Sunday, January 24, 2010

Tejada back in Baltimore

Miguel Tejada, the 35-year old (plus or minus a few years) who played shortstop for the Orioles for four years, has returned to the Orioles for $6 million to play third for the team that did not keep Melvin Mora. Tejada is most certainly a step up from Mora who declined dramatically in the past year. He will be cheaper than Mora too. Plus, even if his age catches up with him, the one year deal carries little risk.

Tejada was not a very good shortstop. His RTOT of -20 last year for Houston tells a pretty ugly story, though his range remained above average. Third base seems like a real good move for him at this stage of his career.

He also had a good year at the plate last year with 199 hits and a 109 OPS+. There are two things that raise some flags though. First, Tejada was never very patient at the plate. But he had averaged 44 walks per 162 games for his career. His usual high batting average kept his OBP in the decent range. But the last two years, despite not missing any time in the field at all (he played 158 games both seasons), his walk total has dipped. He walked 24 times in 2008 and only 19 times last year. That's in Molina territory.

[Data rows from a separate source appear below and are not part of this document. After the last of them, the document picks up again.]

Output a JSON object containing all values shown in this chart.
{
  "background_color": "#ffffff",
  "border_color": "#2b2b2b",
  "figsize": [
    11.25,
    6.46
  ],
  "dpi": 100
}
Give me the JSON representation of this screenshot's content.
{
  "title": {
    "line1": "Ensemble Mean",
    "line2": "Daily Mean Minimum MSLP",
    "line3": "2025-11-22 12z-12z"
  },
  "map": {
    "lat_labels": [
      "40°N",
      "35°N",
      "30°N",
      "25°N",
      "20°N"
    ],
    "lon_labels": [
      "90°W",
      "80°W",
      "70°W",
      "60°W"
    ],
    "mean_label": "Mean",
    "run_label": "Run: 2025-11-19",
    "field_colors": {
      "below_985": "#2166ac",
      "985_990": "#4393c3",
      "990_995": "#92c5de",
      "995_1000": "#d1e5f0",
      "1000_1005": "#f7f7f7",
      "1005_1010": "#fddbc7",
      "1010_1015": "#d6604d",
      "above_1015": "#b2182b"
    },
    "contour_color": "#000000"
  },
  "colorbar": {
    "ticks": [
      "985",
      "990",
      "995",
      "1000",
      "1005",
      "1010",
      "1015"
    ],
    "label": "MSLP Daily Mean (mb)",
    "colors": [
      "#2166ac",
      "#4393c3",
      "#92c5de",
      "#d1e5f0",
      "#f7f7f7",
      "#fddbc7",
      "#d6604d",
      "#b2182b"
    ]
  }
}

The other red flag was his home/away splits last year. His line at home was, .343/.367/.512. On the road he went, .283/.313/.395. That's a Coors Field-like difference, is it not? Translated, that's an OPS+ at home of 127 and 93 on the road. That's a big swing. Just for reference, the Fan looked up his career splits in this category and for his career, the split is much closer. The Fan also looked at 2008 since it was the same ballpark and again, the splits were much closer. So either last year was an anomaly or as he gets older, he uses a home friendly park more to his advantage.

Since he is (for all we know) off the steroids now, his home run power is not what it used to be, but he does have gap power and he hit 46 doubles last year. Oh, one more thing for Orioles' fans to look out for: He led the league in each of the last two years in grounding into double plays.

The Orioles will be thrilled if Tejada plays decent defense at third, bats around .300 and comes in around 100 for OPS+. For six million bucks, that's not a bad deal to hold down the position for 2010.